Никто даже не разговаривает. Пожалуй, одни только клерки. "Удостоверение у вас с собой?", - спрашивают они людей, которые выписывают чеки.
– Ф гйрн иуфнв си вуу, - продолжаю.
– Ксиди снивуу сис сакнк!
И вот тут какой-то ребенок говорит:
– Смотри!
Все, кто не смотрел и не разговаривал, перестают дышать.
Маленький мальчик повторяет:
– Смотри, мам, смотри, вон там! Там чудовище ворует продукты!
Все съеживаются от смущения. Все стоят, втянув головы в плечи, словно на костылях. Читают заголовки газет еще упорнее, чем прежде.
"ДЕВУШКА-ЧУДОВИЩЕ КРАДЕТ ПРАЗДНИЧНУЮ ПТИЦУ".
И вот она я: распаренная, в хлопчатобумажном платье, с двадцатью пятью фунтами индюшатины в руках, индюшка покрывается инеем, и платье мое почти прозрачно. Мои соски тверды как камень, упираются в льдину в желтом целлофане, которую я держу в руках. Лицо под прической в виде шапки сливочного крема. Никто не смотрит на меня так, словно я выиграла что-то большое.
Опускается вниз рука, шлепая ребенка, и тот начинает реветь.
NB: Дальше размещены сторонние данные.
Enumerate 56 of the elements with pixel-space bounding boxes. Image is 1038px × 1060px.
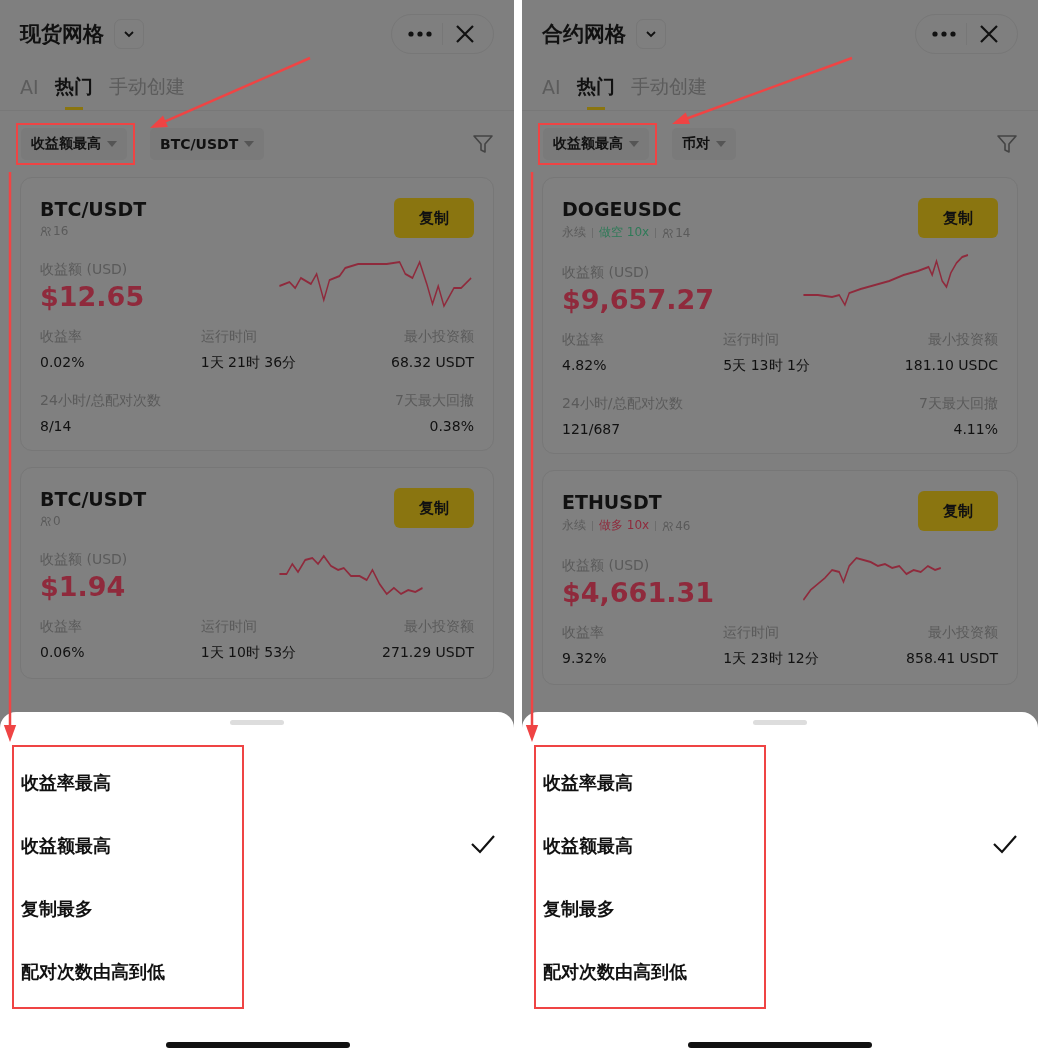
sort-option[interactable]: 收益额最高 — [536, 833, 633, 858]
caret-icon — [716, 141, 726, 147]
filter-dropdown[interactable]: 收益额最高 — [543, 128, 649, 160]
sort-option[interactable]: 收益率最高 — [14, 770, 111, 795]
caret-icon — [244, 141, 255, 147]
copy-button[interactable]: 复制 — [394, 198, 474, 238]
filter-icon[interactable] — [472, 133, 494, 155]
caret-icon — [629, 141, 639, 147]
profit-amount: $4,661.31 — [562, 577, 715, 608]
dropdown-button[interactable] — [636, 19, 666, 49]
stat-value: 1天 23时 12分 — [723, 650, 819, 668]
filter-dropdown[interactable]: 币对 — [672, 128, 736, 160]
tab[interactable]: 热门 — [54, 74, 93, 110]
drag-handle — [230, 720, 284, 725]
copy-button[interactable]: 复制 — [394, 488, 474, 528]
sort-option[interactable]: 配对次数由高到低 — [536, 959, 687, 984]
caret-icon — [107, 141, 117, 147]
sort-option[interactable]: 收益额最高 — [14, 833, 111, 858]
stat-value: 0.06% — [40, 644, 85, 660]
tab[interactable]: 热门 — [576, 74, 615, 110]
sort-option[interactable]: 复制最多 — [536, 896, 615, 921]
stat-value: 271.29 USDT — [382, 644, 474, 660]
profit-amount: $9,657.27 — [562, 284, 715, 315]
stat-value: 8/14 — [40, 418, 72, 434]
stat-value: 1天 10时 53分 — [200, 644, 297, 662]
page-title: 现货网格 — [20, 21, 104, 48]
sort-option[interactable]: 收益率最高 — [536, 770, 633, 795]
dropdown-button[interactable] — [114, 19, 144, 49]
filter-dropdown[interactable]: 收益额最高 — [21, 128, 127, 160]
stat-value: 0.02% — [40, 354, 85, 370]
stat-value: 858.41 USDT — [906, 650, 998, 666]
stat-value: 9.32% — [562, 650, 607, 666]
sort-option[interactable]: 配对次数由高到低 — [14, 959, 165, 984]
position-label: 做多 10x — [599, 517, 650, 534]
sort-option[interactable]: 复制最多 — [14, 896, 93, 921]
pair-name: ETHUSDT — [562, 491, 663, 513]
profit-amount: $1.94 — [40, 571, 127, 602]
profit-amount: $12.65 — [40, 281, 145, 312]
stat-value: 181.10 USDC — [904, 357, 998, 373]
filter-icon[interactable] — [996, 133, 1018, 155]
copy-button[interactable]: 复制 — [918, 491, 998, 531]
stat-value: 4.11% — [953, 421, 998, 437]
pair-name: BTC/USDT — [40, 488, 147, 510]
position-label: 做空 10x — [599, 224, 650, 241]
drag-handle — [753, 720, 807, 725]
stat-value: 1天 21时 36分 — [200, 354, 297, 372]
page-title: 合约网格 — [542, 21, 626, 48]
copy-button[interactable]: 复制 — [918, 198, 998, 238]
filter-dropdown[interactable]: BTC/USDT — [150, 128, 265, 160]
stat-value: 68.32 USDT — [391, 354, 474, 370]
pair-name: BTC/USDT — [40, 198, 147, 220]
stat-value: 121/687 — [562, 421, 621, 437]
stat-value: 5天 13时 1分 — [723, 357, 810, 375]
stat-value: 4.82% — [562, 357, 607, 373]
pair-name: DOGEUSDC — [562, 198, 683, 220]
stat-value: 0.38% — [429, 418, 474, 434]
Маленький мальчик ревет как плачут невинно наказанные. Снаружи садится солнце. Внутри все замерло, кроме детского голоса, который орет снова и снова: "За что ты меня ударила?", "Я ничего не делал", "За что ты меня ударила?", "Что я такого сделал?"
Я забрала индейку. Отправилась как можно быстрей обратно, в Мемориальный госпиталь Ла Палома. Уже почти стемнело.
Все время, обнимая индейку, повторяла себе под нос: "Индейки. Чайки. Сороки".